A zatem w przypadku nawiązywania umów, o dyskryminacji czy naruszeniu zasady równego traktowania , można mówić tylko w sytuacji gdy brak jest jakichkolwiek obiektywnych przesłanek w zakresie woli stron .

Powód wywodził swoje twierdzenia z faktu, że na stanowisko ogrodnika w/w (...) (...),(...)w W.nie została zatrudniona osoba, która w innym konkursie, na inne stanowisko, była rekomendowana przez Komisję Rekrutacyjną. Natomiast nawiązano stosunek pracy z osobą , która jakkolwiek została wyłoniona w konkursie, to jednak nie uzyskała rekomendacji w/w komisji. Pracodawca bowiem po przeprowadzeniu rozmowy z każdym z kandydatów , podjął decyzję o wyborze jednego z nich , tym który takiej rekomendacji nie uzyskał. Dodatkowo powód wskazywał na fakt zatrudnienia dotychczasowego pracownika w/w biurze niejako do pomocy na stanowisku podinspektora. Zdaniem powoda okoliczności te potwierdzają jego dyskryminację ze względu na kryterium braku znajomości i pokrewieństwa z urzędnikami zatrudnionymi u strony pozwanej.

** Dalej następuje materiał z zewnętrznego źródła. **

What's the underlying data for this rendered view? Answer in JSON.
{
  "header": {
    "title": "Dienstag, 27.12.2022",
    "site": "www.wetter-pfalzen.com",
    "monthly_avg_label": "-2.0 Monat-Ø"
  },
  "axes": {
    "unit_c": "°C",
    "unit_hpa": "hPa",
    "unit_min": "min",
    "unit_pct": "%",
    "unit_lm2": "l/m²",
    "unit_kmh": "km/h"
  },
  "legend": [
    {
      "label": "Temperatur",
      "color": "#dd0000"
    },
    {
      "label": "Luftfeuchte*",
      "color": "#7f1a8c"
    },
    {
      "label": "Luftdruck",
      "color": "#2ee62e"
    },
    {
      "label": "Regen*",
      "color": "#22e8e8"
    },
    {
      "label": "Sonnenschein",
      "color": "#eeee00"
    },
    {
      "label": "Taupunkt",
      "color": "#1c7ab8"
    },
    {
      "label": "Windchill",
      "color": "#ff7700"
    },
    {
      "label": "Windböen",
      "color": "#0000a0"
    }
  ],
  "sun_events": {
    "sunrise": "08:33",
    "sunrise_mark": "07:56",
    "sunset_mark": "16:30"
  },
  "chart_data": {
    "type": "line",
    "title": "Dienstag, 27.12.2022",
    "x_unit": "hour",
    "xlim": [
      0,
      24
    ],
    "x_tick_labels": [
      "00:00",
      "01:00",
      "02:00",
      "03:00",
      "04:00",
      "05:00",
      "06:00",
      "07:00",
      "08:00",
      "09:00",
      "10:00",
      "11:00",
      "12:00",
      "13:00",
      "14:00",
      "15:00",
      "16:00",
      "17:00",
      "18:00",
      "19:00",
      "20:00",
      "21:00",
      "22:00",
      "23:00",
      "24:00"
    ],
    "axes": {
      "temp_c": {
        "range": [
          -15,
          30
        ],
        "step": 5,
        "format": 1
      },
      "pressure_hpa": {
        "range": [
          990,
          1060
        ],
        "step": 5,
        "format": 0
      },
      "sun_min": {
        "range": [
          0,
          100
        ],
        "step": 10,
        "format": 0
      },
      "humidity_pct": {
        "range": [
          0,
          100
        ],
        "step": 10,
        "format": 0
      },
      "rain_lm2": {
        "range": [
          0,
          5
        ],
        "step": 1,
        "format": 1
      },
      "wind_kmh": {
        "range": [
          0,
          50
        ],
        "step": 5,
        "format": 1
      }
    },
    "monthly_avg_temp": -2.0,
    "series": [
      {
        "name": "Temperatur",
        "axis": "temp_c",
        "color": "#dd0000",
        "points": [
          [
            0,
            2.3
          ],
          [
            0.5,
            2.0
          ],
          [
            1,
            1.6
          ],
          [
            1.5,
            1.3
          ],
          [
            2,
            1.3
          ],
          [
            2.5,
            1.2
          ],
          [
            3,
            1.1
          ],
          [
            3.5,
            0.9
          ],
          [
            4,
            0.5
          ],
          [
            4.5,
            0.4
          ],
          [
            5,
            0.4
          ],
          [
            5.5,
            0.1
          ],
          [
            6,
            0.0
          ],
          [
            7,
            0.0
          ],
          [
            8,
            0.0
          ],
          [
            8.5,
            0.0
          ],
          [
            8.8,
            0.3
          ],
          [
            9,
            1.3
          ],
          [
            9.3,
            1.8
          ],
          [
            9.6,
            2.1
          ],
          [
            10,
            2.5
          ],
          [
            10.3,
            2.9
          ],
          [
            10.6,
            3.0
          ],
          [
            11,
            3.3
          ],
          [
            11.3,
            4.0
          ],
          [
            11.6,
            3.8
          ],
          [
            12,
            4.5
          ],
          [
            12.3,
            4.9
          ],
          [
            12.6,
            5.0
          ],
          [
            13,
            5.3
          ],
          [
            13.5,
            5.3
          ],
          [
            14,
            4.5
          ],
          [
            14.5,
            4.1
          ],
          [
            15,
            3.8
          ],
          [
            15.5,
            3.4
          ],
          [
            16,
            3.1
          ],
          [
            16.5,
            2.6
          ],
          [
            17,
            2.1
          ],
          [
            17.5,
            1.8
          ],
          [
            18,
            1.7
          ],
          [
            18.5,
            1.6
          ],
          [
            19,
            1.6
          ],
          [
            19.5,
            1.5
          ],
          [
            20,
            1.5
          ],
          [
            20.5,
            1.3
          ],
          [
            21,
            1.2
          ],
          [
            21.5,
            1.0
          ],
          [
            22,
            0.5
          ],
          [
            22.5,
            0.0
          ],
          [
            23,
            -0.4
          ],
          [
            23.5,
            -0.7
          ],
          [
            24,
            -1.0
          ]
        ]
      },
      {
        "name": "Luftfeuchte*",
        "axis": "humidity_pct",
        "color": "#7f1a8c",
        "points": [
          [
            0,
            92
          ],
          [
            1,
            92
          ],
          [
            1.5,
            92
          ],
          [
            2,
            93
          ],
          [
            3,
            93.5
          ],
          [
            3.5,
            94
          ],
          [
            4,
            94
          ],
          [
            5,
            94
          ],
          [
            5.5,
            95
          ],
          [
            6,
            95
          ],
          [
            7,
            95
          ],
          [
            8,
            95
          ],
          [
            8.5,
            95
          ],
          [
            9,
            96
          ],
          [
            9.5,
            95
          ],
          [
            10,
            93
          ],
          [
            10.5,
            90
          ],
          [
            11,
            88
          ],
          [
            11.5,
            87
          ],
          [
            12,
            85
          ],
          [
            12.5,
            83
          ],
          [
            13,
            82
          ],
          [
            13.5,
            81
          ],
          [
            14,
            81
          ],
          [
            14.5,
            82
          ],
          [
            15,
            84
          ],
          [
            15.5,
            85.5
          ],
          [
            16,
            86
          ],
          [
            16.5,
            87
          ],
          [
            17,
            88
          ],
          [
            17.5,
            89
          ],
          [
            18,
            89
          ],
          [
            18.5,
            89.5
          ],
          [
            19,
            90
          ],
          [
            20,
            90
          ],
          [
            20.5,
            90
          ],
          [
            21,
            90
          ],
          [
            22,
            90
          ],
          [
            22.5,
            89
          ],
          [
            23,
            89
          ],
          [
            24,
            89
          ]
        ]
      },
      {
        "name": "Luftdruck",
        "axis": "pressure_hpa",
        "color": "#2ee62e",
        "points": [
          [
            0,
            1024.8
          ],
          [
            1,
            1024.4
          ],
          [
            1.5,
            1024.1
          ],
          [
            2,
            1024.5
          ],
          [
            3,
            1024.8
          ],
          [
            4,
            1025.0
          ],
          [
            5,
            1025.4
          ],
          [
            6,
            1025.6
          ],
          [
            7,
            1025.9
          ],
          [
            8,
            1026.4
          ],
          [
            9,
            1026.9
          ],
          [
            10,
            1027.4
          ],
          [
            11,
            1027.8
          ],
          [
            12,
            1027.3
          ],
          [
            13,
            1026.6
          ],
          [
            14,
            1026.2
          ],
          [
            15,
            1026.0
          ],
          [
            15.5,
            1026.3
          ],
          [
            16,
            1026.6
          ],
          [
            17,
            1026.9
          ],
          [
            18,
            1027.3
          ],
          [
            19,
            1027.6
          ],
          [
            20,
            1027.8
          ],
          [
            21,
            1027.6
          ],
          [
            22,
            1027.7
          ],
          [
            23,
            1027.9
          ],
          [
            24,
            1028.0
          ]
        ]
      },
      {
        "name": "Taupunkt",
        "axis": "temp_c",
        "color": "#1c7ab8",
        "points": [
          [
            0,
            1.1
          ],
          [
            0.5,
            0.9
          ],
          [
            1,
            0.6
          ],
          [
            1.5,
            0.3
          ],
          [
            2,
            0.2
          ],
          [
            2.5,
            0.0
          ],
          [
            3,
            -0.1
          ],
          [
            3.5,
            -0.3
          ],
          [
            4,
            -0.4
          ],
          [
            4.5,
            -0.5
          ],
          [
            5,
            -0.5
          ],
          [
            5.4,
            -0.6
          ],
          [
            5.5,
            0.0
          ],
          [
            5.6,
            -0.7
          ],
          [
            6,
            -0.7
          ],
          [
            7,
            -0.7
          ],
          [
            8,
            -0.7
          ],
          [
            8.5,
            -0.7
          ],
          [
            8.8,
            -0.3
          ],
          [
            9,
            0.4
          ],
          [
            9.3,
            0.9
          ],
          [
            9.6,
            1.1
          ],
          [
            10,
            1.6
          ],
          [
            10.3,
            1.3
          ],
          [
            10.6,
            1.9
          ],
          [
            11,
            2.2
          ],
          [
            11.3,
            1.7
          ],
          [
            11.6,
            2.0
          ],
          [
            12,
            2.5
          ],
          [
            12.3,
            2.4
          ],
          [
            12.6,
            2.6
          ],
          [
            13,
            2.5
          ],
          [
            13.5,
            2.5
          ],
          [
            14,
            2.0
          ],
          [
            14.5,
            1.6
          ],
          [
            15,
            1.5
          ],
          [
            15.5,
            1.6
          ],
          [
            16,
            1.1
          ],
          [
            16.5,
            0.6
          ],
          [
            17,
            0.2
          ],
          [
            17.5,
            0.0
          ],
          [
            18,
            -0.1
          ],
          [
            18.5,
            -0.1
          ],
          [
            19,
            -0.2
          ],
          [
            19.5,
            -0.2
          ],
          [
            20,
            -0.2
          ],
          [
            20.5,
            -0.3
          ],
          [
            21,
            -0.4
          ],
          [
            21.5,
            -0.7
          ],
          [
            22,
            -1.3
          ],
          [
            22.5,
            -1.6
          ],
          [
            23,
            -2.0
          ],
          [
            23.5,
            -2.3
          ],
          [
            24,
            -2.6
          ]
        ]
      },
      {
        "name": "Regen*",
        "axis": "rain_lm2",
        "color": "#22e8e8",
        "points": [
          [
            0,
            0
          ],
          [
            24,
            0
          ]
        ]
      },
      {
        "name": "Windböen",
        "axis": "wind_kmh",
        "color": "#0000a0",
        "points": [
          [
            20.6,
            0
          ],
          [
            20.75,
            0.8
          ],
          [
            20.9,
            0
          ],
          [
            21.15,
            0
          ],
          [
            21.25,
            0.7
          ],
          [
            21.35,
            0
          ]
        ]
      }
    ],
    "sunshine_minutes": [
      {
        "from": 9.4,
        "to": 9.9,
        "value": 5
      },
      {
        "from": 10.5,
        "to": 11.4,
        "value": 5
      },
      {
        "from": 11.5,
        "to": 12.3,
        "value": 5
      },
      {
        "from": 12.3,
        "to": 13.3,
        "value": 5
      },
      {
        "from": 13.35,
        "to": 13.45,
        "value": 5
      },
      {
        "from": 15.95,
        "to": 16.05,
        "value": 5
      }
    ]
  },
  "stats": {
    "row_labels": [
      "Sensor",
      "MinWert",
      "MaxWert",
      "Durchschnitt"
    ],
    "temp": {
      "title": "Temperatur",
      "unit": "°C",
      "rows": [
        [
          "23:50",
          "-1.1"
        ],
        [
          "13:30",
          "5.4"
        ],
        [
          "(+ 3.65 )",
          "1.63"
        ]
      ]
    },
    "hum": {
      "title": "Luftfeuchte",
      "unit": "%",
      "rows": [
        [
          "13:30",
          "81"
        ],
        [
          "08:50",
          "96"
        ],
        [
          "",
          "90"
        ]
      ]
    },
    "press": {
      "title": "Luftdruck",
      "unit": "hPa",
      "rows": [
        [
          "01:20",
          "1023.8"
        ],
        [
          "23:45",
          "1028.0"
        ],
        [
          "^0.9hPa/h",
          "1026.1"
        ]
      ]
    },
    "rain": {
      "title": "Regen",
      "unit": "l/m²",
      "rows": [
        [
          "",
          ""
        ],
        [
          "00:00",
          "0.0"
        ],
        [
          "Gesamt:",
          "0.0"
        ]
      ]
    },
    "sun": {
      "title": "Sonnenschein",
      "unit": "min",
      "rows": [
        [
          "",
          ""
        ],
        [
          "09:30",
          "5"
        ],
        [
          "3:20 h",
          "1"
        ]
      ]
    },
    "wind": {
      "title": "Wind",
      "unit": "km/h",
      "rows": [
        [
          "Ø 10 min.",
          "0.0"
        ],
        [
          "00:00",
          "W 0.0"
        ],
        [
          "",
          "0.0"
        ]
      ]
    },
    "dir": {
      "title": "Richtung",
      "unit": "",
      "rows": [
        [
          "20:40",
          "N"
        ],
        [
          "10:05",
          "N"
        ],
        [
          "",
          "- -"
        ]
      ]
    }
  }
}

Jednak strona pozwana w oparciu o zeznania świadków i oświadczenia pracowników, a także zeznania samego pracodawcy i akta osobowe , skutecznie obaliła to domniemanie. Sam natomiast powód nie przedstawił żadnego wiarygodnego dowodu, który by potwierdzał, powyższe okoliczności.

W ocenie Sądu Odwoławczego , brak jest jakichkolwiek podstaw faktycznych czy prawnych , które uzasadniałyby tezę o dyskryminacji powoda opartą na porównywaniu warunków i okoliczności związanych z zatrudnieniem na dwa różne stanowiska pracy w dwóch różnych konkursach . W szczególności w sytuacji, gdy w konkursie na stanowisko ogrodnika powód nie brał udziału i nie aplikował o nawiązanie z nim umowy o pracę , zaś osoby które brały udział w tym konkursie nie stawiały takich zarzutów. Przy czym brak jest po stronie powoda także pewnej konsekwencji w formułowaniu zarzutów .Wskazuje on bowiem jako przejaw dyskryminacji u strony pozwanej, że nie została zatrudniona osoba na stanowisku ogrodnika, która była rekomendowana przez Komisję Rekrutacyjną, natomiast sam z kolei zarzuca tej Komisji dyskryminację i naruszenie zasad równego traktowania właśnie z uwagi na brak jej rekomendacji w stosunku do swojej osoby na stanowisko inspektora.

Nie jest rolą także kandydata na pracownika decydowanie o prawidłowości struktury organizacyjnej pracodawcy i właściwej obsadzie stanowisk. Niezależnie bowiem od wadliwości lub prawidłowości obsady pracodawca musi funkcjonować i w przyjętych ramach organizacyjnych powierzać pracownikom pracę do wykonania – por. wyrok SN z dnia 10.12.2012r. , IPK 147/12.

Na koniec powyższych rozważań należy podnieść jakże istotną okoliczność. Otóż w toku całego procesu, powód skupiał się przede wszystkim na zarzutach dotyczących decyzji podejmowanych przez Komisję Rekrutacyjną ( w jego przypadku odmowa rekomendacji kandydatury). Jednak jak wynika z ustalonego stanu faktycznego, a także prawnego decyzje te nie przesądzały u strony pozwanej zawarcia umowy o pracę .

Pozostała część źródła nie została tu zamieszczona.